徐福微微一笑,脸上早已了然,“那刘玄德,借着中山郡王以后的名号,入主徐州,得了陶谦兵马摆设,却难以服众,麾下兵马三万不足,却先败于袁术,后为吕布夺得徐州,现在退守小沛,兵马不过万余,若非吕布心胸旧情,怕是早已居无定所。”
“果然是徐庶。”刘奇大喜,当即与他把臂同业,同乘马车前去城外大营。
徐福心中对劲,再饮了一口,嘴唇干涩状稍缓,只见他一指沾了茶水,几笔之下,便将江东四郡和长江上游、对岸的几大权势标注在石桌上。
“进兵之策,吾献于少将军寒舍三策。”
徐福笑着看了一眼已经有些干枯的茶水,刘奇表示,当身边的主子即将迈步上前之际,刘奇倒是伸手接过茶壶,亲身为徐福满上一杯。
同一时候,南阳郡,叶县。
“仲景,有劳了。”屋内,诸葛玄坐起家来,看着亲身为本身喂药的老友,脸上出现几分红润。
刘奇在徐福停下话语以后,堕入了沉默。
“再者,便是少将军须得遣一员大将镇守豫章,待荆南有所意动之际,可取荆南四郡,当然,在此之前,少将军可有信心,仰仗水军,击败江夏黄祖。”
“这是天然。

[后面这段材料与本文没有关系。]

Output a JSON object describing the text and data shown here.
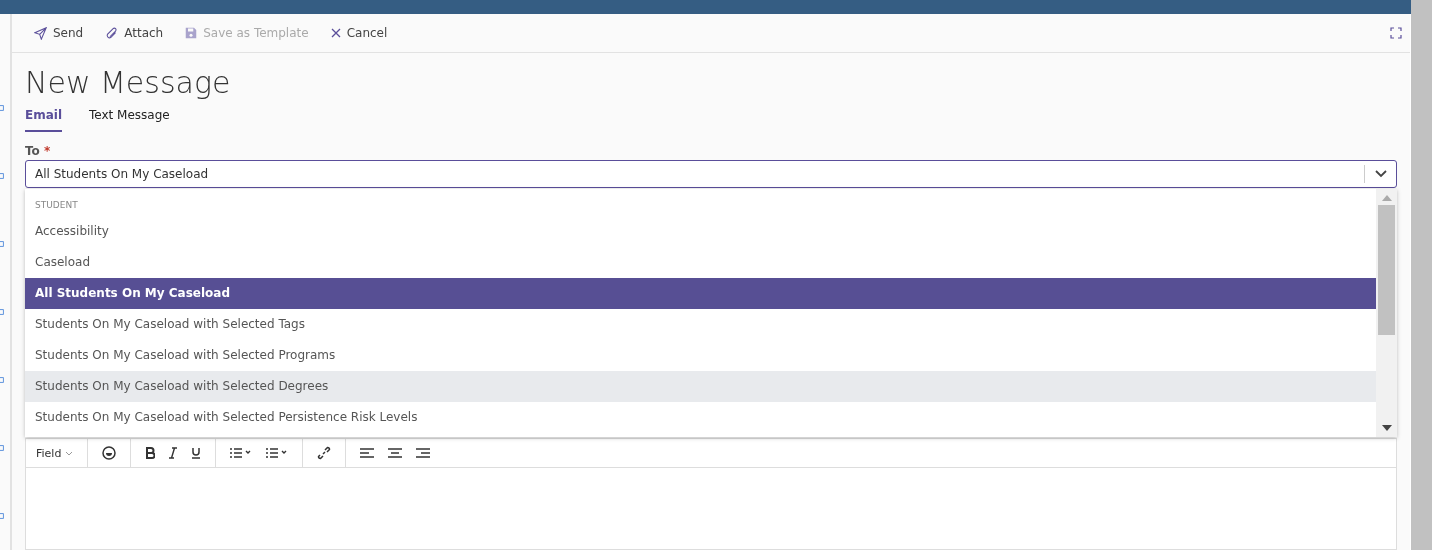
{
  "toolbar": [
    {
      "kind": "send",
      "label": "Send",
      "disabled": false
    },
    {
      "kind": "attach",
      "label": "Attach",
      "disabled": false
    },
    {
      "kind": "save",
      "label": "Save as Template",
      "disabled": true
    },
    {
      "kind": "cancel",
      "label": "Cancel",
      "disabled": false
    }
  ],
  "title": "New Message",
  "tabs": [
    {
      "label": "Email",
      "selected": true
    },
    {
      "label": "Text Message",
      "selected": false
    }
  ],
  "to": {
    "label": "To",
    "required_mark": "*",
    "value": "All Students On My Caseload",
    "expanded": true
  },
  "dropdown": {
    "group": "STUDENT",
    "options": [
      {
        "label": "Accessibility",
        "selected": false,
        "hovered": false
      },
      {
        "label": "Caseload",
        "selected": false,
        "hovered": false
      },
      {
        "label": "All Students On My Caseload",
        "selected": true,
        "hovered": false
      },
      {
        "label": "Students On My Caseload with Selected Tags",
        "selected": false,
        "hovered": false
      },
      {
        "label": "Students On My Caseload with Selected Programs",
        "selected": false,
        "hovered": false
      },
      {
        "label": "Students On My Caseload with Selected Degrees",
        "selected": false,
        "hovered": true
      },
      {
        "label": "Students On My Caseload with Selected Persistence Risk Levels",
        "selected": false,
        "hovered": false
      }
    ]
  },
  "editor": {
    "field_menu": "Field"
  }
}
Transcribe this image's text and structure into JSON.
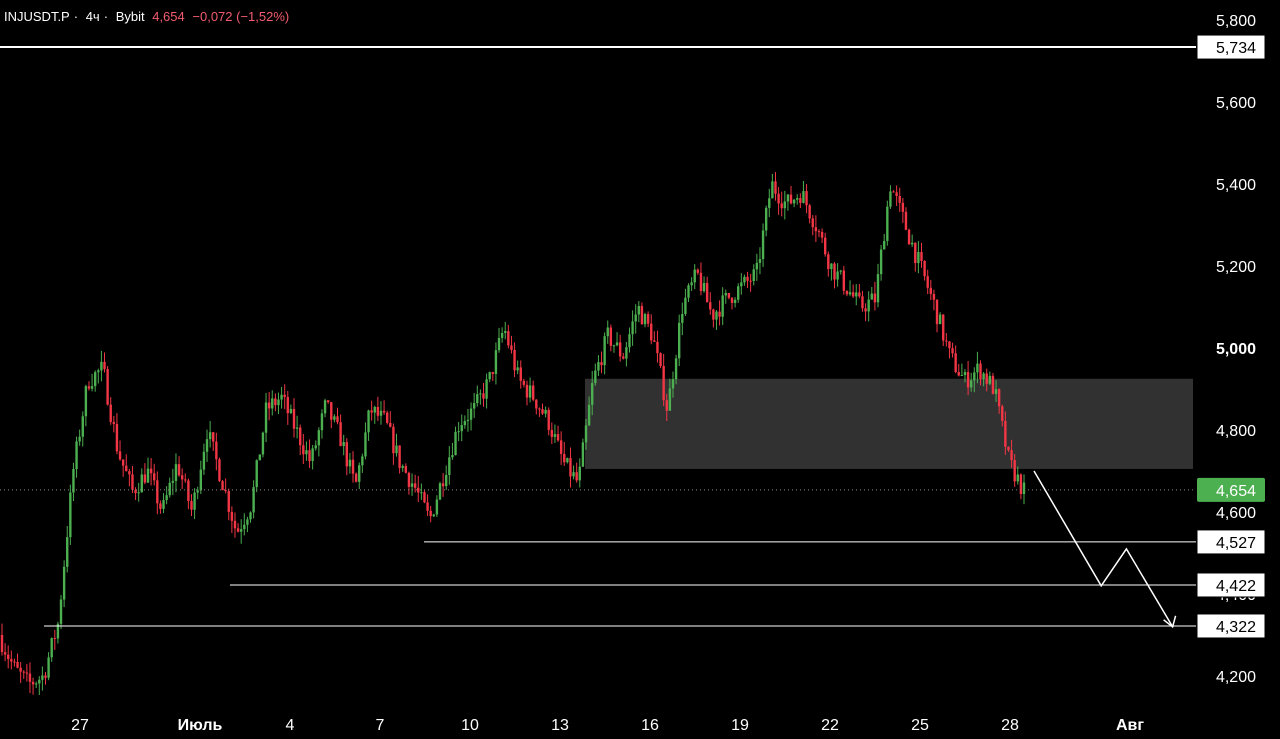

”
徐福淡淡点头,“兵不在多,兵精足矣,吾闻少将军在水军战船设想上有所远见,又亲身改进了军中练习之法,可否今后让某一观。”
“吾愿率此军南下,先取丹阳宗帅、山越,再图豫章,若要得荆南,少将军须得先定豫章,欲得天下,须得先灭山越,反之,戍守山越可管束江东兵卒数万,莫言北上,便是图谋荆南,亦是心不足而力不敷。”
“能得先生之助,实乃刘奇之幸,江东之幸,此平分内之事,何足挂齿。”
约莫数十息畴昔,他俄然叹了口气,“一统天南,须很多久之功?”
“善。”
“这又是为何?”刘奇满脸迷惑,打赢了还要倒赔款?这是甚么事理,赵氏天下的窝囊交际?
“今荆南虽不在刘表之手,然吾军新得江东四郡,根底尚且不稳,刘表故为汉室宗亲,少将军既已派人维系血脉亲情,自当与其敦睦相处,静观事情。”